With the increasing power of computer systems in the late 20th century, industrial design quickly became linked to computer software. Commercial design programs could create complex designs that could be viewed from any angle, rotated and even taken apart on a computer screen. Designers often worked with an electronic pad and stylus, transferring information directly to the computer without the need for traditional paper and pencil.
Paper sketches were still valued for early concept designs, but industrial design rendering became computer-based. This allowed designers much more freedom to experiment with a design and immediately see the result.

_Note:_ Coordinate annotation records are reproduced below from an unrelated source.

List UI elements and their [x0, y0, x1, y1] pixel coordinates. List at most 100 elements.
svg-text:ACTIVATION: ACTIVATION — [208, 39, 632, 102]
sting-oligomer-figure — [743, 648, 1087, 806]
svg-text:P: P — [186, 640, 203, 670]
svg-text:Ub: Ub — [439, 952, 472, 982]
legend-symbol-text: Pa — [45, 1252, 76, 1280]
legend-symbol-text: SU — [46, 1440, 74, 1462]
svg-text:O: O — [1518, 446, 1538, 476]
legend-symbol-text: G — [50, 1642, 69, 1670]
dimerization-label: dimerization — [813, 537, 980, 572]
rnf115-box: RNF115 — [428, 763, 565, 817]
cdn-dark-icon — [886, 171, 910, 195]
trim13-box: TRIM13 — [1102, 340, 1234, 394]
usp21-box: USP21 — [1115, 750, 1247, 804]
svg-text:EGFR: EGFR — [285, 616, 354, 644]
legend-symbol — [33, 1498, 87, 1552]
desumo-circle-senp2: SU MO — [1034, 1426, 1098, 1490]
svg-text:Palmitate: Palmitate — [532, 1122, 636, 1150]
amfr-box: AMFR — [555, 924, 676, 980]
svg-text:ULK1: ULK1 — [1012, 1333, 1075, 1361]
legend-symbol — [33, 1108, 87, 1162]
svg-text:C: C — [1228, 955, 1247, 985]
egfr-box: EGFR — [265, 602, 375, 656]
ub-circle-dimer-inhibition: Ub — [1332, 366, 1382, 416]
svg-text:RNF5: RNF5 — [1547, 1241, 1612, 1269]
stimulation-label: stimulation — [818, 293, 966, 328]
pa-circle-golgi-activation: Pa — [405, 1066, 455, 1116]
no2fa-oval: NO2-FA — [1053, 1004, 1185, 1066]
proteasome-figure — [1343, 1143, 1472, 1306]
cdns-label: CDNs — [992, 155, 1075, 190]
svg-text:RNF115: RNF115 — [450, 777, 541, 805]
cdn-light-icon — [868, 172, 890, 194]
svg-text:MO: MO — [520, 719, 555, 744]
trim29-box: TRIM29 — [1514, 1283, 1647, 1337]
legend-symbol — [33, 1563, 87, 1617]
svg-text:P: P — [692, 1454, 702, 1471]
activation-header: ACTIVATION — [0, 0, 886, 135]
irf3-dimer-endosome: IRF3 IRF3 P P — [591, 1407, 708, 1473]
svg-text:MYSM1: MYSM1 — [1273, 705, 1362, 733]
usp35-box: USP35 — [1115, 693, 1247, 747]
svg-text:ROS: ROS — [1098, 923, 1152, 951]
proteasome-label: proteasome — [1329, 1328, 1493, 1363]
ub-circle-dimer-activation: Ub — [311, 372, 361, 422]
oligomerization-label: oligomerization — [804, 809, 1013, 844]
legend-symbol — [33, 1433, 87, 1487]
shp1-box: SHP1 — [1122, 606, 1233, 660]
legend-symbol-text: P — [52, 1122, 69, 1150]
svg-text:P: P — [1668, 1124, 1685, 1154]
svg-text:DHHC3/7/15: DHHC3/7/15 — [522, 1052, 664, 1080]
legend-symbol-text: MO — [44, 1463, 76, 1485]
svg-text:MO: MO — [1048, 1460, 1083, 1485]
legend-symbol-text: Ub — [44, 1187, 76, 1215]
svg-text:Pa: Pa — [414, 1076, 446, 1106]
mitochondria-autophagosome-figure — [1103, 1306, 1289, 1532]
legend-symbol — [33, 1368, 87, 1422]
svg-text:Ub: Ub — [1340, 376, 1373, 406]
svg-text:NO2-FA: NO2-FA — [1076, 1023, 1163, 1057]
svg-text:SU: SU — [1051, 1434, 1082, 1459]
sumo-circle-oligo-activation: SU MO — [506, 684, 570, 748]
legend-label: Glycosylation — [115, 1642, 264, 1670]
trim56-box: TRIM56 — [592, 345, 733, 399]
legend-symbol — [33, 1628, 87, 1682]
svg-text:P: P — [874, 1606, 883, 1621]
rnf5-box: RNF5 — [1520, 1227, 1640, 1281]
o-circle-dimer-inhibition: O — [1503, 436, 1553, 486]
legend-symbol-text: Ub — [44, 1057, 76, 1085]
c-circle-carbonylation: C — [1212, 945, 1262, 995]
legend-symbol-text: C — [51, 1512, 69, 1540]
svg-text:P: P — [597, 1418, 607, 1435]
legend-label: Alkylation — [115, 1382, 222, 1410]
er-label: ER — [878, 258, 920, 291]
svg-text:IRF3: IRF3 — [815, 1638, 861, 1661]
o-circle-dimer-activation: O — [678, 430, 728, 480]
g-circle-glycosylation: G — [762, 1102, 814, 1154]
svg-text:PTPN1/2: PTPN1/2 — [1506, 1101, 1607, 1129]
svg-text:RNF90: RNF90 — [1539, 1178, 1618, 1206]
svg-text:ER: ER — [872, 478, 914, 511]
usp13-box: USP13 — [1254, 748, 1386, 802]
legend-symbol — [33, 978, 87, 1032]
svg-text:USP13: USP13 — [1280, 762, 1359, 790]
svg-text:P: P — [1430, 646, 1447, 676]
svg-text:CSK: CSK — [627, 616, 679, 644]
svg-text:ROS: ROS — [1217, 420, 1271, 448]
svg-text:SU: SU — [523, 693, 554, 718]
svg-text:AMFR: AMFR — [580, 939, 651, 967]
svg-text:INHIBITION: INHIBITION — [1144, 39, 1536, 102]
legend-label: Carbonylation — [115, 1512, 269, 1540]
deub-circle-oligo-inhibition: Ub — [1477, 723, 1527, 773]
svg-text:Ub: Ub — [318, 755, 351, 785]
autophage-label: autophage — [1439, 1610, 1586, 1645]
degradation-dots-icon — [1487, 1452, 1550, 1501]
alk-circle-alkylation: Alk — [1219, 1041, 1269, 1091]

Prototypes could be drawn, reviewed and rapidly changed without having to wait for an artist to develop them by hand.
In the 1990s, a major aircraft manufacturer used computer-aided design (CAD) to create a new aircraft without using models or small-scale prototypes. Aviation designers were networked electronically while working on different aspects of the aircraft design. If an interior cabin dimension changed to meet a specification, all designers immediately saw the impact on all other aircraft structures, weights and manufacturing requirements.
By the 21st century, industrial design rendering and CAD were closely linked, allowing designers to show visual models of equipment prototypes at every stage of development. Rendering of intermediate designs could be made at any point, because the design software maintained all changes entered into the program. Improvements in the software over time allowed images to be connected into virtual movies that could either show how a product was constructed or how it operated in an industrial setting.
As CAD systems became more complex, equipment manufacturers began to design equipment that could use the output of the CAD programs. This became known as computer-aided manufacturing (CAM), and the connected technology was known as CAD-CAM. Designers could develop a complete part design, test it in the computer, and send the result directly to a machine to create the part. This led to cost savings for manufacturers, greatly reduced product development times, and better parts quality.